1) First and foremost is the fate of the aging Kyoto Protocol. Since the very first day of the meeting, Japan made it very clear that they will not subscribe to a 2nd commitment phase of the Kyoto Protocol. The first phase ends in 2012. With no renewal of the commitment period (with more stringent targets of course) then developed countries would have no bdinging targets whatsoever.

Now Japan’s position is not a new one. There has been much speculation on the fate of the Kyoto Protocol for a while, but this is the first time a country comes out and says it so bluntly. Japan refuses to commit to new agreements while the US and China (the world’s biggest CO2 emitters) have none whatsoever. It is not alone either. At least Russia, Canada and Australia are backing the same position (though they have refrained from putting it out bluntly like Japan.)

But the BASIC group (Brazil, South Africa, Indian and China) came out on Monday and very clearly stated their list of “non-negotiables”. First and foremost on that list was that there must be an extension of the Kyoto Protocol’s commitment period beyond 2012.

And here stands the prickliest issue of the Cancun meetings so far. This one issue has defined the clash this year. The ministers will need to come up with some way around this deadlock – or Cancun would have failed.

2) Technology transfer is one of the issues that have been on the table for a while now, and the negotiators have actually made good progress on it lately. It is one of the issues where an agreement was expected for at Cancun. Well now we can be fairly sure that no agreement will come out of it, but good progress will be made. The thorny issue here remains intellectual property rights (IPR).

The US stated they do not want to include IPR into any discussions they have. However, the BASIC group came out on Monday, again, clearly stating that the third item on their “non-negotiables” list is a refusal to remove IPR from the discussion. So while they acknowledge they probably won’t get an agreement in IPR in Cancun, they refuse to completely remove it from the table in future negotiations (COP17 in South Africa next year).

This is another issue to sit back and watch unfold.

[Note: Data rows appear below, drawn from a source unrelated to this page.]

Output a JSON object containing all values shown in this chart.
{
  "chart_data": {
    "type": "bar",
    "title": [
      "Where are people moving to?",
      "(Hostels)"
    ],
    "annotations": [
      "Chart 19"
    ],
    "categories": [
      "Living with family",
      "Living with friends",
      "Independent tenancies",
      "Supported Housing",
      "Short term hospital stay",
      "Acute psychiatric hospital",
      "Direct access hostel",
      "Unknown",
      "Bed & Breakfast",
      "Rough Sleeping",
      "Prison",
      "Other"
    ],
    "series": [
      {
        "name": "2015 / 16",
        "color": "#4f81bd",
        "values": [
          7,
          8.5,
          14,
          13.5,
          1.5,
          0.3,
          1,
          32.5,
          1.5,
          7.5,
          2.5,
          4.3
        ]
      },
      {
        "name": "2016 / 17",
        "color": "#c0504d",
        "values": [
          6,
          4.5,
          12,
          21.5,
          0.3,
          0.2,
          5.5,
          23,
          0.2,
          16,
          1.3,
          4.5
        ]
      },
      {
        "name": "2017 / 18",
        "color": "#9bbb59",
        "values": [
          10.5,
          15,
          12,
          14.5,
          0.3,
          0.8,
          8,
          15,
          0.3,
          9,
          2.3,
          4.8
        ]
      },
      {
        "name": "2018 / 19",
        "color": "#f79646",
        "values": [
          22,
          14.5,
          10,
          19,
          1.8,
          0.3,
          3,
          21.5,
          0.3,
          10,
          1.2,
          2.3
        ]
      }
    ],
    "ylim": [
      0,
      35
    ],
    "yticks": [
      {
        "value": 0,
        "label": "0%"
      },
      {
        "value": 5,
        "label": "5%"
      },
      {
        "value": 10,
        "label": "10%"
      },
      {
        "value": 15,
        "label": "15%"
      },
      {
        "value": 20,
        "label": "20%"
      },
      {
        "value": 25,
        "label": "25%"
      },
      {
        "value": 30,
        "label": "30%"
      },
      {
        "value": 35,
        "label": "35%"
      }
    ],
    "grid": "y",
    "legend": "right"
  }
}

3) Finally, the finance track remains the track to bind them all (Lord of the Rings reference intended). Breaking the deadlock on finance will essentially move adaptation, technology transfer and a whole bunch of other issues forward.

But as the Indian minister of state for environment and forests Jairam Ramesh said on Monday, “The fast start finance has neither been fast, nor has it started, nor has there been any financing.”

The ministers will have to move this track forward during Cancun; otherwise the trust building steps that the Mexican presidency of the COP has been so intricately building throughout the past week might backfire.

So finally, what is the risk of not coming to an agreement? The worst of all is that the world might give up on the COP process and stop funding it. There is genuine worry that another failure after the monumental Copenhagen would be the end of the process. Now this would be messy, really messy.

Will it come down to that? All we can do is hope with all our hearts it doesn’t, and keep repeating the magic word collectively: compromise.